Dedication to Braves' Frank Wren: Justin Timberlake's "Cry Me a River"

Jeff DickinsonCorrespondent IOctober 29, 2016

Hello everyone out there in radio land. This is your host, Casey Kasem, and I have a special dedication going out to a down-and-out guy in Atlanta, Georgia. Here is the touching letter that I received that led to this dedication:

Dear Casey,

I am heartbroken. My world has been turned upside-down. I run a professional baseball team in Atlanta that I would rather not name in order to protect the innocent. I thought I had a deal with an exciting free agent shortstop who began his career here in Atlanta, who I would also rather not name.

I had a verbal agreement with his agent. I faxed him a term sheet with my signature. Then that weasel backed out of the deal and the player signed with his former team. Now our nameless team in Atlanta looks like it has the plague. No one wants to play here. Please play a song for me that will help me forget this fiasco and keep a stiff upper lip.

Signed, Frank Wren

What a sad story! My heart broke for Frank when I read his tragic letter. Frank, you deserve better than this. Pick yourself up, dust yourself off and use this song that I'm dedicating to you to help you get past this challenging situation.

For you, Frank, I'm playing Justin Timberlake's "Cry Me a River."

Wah, wah, wah. Poor Atlanta and poor Wren. Wren is mad. The Atlanta Braves are mad. The Dodgers swooped in and stole Rafael Furcal at the 11th hour from the Braves. How dare they! 

So what? This is baseball, not church league bingo. Wren should know that unless he had Furcal's signature on a contract that anything can happen in this uncertain world of Major League Baseball. Since when are sports agents Eagle Scouts?

We may never know what really happened between agent Paul Kinzer and Wren. Wren says Kinzer did him and the Braves wrong. Kinzer says that there was never a "deal" in place and that he told Wren that he was going to give the Dodgers one more chance to improve their offer.

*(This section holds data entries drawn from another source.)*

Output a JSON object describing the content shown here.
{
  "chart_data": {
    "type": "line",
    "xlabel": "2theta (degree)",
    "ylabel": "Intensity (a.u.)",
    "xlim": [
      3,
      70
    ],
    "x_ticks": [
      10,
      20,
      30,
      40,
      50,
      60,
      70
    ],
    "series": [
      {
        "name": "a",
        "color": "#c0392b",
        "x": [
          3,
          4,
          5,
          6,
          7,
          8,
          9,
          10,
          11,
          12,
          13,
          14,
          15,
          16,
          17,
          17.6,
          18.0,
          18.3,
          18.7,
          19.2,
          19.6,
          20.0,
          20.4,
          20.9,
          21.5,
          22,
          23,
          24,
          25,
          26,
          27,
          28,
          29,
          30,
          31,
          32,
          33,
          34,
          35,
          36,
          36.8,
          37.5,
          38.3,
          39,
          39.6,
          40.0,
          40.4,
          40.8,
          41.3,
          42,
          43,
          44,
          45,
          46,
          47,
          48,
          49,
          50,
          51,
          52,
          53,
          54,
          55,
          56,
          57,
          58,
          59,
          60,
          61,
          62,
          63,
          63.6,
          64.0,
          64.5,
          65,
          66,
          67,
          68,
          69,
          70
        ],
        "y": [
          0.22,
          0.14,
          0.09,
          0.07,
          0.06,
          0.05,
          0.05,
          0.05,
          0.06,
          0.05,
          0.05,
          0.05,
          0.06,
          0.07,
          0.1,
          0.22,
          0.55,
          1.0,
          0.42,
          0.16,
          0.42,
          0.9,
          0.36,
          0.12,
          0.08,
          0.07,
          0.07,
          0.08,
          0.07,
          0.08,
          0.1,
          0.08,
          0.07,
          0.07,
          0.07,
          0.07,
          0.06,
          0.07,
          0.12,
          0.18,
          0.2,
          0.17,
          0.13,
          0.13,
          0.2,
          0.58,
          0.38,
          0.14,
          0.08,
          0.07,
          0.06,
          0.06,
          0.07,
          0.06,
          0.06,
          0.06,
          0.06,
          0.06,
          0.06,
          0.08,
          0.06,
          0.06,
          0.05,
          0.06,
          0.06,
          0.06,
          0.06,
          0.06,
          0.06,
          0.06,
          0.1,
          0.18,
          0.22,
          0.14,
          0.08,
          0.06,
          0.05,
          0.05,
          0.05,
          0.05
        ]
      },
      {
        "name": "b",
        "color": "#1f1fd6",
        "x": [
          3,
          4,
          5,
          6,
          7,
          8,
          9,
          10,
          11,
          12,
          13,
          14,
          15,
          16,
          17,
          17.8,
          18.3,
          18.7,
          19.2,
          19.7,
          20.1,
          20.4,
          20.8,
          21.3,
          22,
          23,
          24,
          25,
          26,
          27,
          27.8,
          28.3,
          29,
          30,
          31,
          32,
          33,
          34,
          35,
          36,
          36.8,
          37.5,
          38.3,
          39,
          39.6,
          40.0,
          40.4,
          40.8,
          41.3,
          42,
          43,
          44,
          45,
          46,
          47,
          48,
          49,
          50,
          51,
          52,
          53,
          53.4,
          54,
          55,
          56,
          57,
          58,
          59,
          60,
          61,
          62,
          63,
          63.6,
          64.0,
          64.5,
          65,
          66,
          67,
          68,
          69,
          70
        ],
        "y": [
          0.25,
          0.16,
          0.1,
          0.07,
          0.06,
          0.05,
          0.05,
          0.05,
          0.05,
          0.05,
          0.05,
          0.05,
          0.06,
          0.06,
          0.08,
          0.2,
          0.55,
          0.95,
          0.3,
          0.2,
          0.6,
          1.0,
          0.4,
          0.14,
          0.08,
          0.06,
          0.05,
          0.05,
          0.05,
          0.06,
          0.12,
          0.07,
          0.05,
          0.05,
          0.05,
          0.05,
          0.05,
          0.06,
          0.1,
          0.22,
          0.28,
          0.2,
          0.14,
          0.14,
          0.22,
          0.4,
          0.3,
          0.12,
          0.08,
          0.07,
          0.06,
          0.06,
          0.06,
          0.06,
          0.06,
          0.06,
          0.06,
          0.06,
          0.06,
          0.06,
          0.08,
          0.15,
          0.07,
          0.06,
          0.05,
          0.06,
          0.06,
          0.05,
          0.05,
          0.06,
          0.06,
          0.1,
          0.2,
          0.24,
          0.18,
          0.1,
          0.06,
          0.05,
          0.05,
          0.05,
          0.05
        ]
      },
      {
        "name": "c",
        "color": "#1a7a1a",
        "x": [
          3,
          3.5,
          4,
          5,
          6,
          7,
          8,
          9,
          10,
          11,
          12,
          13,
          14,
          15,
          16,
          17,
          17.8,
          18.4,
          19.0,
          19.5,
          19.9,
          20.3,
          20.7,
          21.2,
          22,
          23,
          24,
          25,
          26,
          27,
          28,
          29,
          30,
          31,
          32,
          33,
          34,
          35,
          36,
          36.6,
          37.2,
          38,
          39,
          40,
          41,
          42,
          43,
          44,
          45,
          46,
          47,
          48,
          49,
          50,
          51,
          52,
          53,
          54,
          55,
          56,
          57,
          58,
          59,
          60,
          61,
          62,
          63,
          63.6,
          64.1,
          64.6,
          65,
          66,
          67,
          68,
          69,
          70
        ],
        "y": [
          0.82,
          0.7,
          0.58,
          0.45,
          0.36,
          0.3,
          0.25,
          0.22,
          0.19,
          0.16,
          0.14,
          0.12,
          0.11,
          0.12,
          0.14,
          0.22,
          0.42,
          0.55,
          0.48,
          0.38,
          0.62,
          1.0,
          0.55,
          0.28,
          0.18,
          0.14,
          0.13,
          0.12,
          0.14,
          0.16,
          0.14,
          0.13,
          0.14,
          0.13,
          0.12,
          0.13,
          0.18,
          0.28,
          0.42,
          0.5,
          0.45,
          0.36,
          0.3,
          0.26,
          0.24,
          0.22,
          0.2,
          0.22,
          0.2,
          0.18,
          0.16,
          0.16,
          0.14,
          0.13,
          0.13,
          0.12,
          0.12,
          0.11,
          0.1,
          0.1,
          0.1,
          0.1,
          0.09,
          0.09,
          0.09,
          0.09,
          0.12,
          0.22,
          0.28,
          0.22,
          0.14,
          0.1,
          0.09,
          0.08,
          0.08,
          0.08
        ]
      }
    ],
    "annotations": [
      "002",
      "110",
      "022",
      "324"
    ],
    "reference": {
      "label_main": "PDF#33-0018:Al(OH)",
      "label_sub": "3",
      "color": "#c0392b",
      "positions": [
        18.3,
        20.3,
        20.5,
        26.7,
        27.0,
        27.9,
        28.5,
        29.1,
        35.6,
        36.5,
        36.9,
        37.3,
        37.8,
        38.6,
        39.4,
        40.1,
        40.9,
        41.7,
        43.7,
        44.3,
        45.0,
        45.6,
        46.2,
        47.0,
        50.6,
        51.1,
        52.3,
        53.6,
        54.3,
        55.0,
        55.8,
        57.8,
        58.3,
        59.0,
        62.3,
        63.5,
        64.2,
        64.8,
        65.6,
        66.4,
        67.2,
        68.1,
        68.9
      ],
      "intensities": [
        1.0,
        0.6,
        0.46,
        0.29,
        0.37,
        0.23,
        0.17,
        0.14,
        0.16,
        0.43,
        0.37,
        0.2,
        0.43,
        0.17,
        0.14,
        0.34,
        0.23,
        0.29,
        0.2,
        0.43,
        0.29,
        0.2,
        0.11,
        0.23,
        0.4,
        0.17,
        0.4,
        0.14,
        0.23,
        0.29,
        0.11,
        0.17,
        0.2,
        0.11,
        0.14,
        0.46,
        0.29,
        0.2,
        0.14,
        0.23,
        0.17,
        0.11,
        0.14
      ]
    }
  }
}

It doesn't matter how it went down. What does matter is that, like Mulder and Scully used to say on the X-Files, Wren should "trust no one." Athletes are greedy. Agents are greedy. Team owners are greedy. Why should this situation with Furcal surprise anyone?

The worst thing that the Braves can do is to continue talking about the Furcal situation. It won't change anything. Furcal is going to be playing in Los Angeles and all the sour grape talk in the world isn't going to change that now.

Were the Braves treated unfairly? Probably. Should the Dodgers be blamed for stealing Furcal from Atlanta at the last minute? Definitely not. The Braves would have done the same thing if the glove were on the other hand.

The world of professional sports is a cut-throat culture where a person's word rarely means anything more than a spot on ESPN SportsCenter. Loyalty ceased to exist back in the 1970s when players still stayed with an organization for their entire careers.

Now, players are looking toward that day when they can test the free agent waters and get their next big paycheck. The jersey on their back rarely means anything more than something to be tucked into their pants.